The ADDoPT (Advanced Digital Design of Pharmaceutical Therapeutics) project is a four-year collaboration between government, industry and universities. The partners plan to develop and implement advanced digital design techniques that eliminate non-viable drug candidate formulations as early as possible, streamlining design, development and manufacturing processes.

This is expected to reduce the development time and cost of innovative medicines and enhance the competitiveness of the U.K. pharmaceutical manufacturing sector.

Pharmaceutical companies Pfizer, GlaxoSmithKline, AstraZeneca and Bristol-Myers Squibb will take part in the 20.4 million-euro ($29.2 million) project.

Among the universities and research centers involved are the University of Leeds, University of Cambridge, the Centre for Innovative Manufacturing in Continuous Manufacturing and Crystallisation (CMAC) at the University of Strathclyde, the Cambridge Crystallographic Data Centre and the STFC Hartree Centre.

Professor Kevin Roberts, Brotherton professor of chemical engineering at the University of Leeds, said: “The days of the blockbuster drug are numbered.

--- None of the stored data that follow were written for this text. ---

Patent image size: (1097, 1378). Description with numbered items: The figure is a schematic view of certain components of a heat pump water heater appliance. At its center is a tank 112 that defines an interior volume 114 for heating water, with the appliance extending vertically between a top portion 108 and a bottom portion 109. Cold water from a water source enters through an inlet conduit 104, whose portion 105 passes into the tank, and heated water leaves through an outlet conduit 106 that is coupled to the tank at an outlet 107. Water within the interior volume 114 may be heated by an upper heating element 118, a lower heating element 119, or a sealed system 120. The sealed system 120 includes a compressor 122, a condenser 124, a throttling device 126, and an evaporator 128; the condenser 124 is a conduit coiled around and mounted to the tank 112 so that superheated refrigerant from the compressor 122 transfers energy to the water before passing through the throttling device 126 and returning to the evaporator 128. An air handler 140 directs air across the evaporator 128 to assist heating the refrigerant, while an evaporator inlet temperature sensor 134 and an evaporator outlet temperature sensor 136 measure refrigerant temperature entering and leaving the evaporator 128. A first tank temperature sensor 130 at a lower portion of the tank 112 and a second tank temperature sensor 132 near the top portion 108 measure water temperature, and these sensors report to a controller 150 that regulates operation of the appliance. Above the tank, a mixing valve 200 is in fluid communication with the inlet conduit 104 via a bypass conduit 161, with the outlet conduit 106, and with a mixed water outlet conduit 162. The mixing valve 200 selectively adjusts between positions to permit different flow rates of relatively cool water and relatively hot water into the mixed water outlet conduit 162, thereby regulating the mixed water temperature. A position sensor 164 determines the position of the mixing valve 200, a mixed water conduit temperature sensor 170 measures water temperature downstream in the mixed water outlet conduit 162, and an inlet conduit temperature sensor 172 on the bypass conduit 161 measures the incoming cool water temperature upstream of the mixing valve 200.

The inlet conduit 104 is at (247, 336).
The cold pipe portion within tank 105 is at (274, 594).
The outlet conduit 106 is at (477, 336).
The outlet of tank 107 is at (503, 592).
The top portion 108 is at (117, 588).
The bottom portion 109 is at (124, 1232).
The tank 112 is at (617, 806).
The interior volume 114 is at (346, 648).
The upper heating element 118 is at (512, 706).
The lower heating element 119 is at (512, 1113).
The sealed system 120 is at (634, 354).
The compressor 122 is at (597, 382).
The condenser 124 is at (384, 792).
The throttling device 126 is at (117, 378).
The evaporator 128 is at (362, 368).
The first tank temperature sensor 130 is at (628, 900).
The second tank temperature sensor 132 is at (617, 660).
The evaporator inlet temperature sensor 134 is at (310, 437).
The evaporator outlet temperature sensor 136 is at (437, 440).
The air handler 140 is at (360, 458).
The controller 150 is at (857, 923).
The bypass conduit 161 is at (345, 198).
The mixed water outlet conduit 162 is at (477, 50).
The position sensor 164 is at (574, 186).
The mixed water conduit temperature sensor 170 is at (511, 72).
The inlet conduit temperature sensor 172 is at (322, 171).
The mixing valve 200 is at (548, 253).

Many medicines that are coming through are more targeted and we need a streamlined development process to get them to market.

“Instead of doing a lot of very expensive trial and error in the lab and in manufacturing design, ADDoPT will be developing the use of computer modelling and design tools to help plan the design and manufacturing process from raw materials through formulation, manufacturing and quality testing. The idea is to identify and eliminate non-viable drugs as early as possible in the process and concentrate time and resources on the right things.”

‘Digital design’ combines research insight and mechanistic modelling to provide links between raw materials, formulation, manufacturing processes and drug product quality. It spans all operations, processes and procedures during the development and manufacture of medicines, and their in vivo application, according to project coordinator Process Systems Enterprise, a supplier of advanced process modelling technology.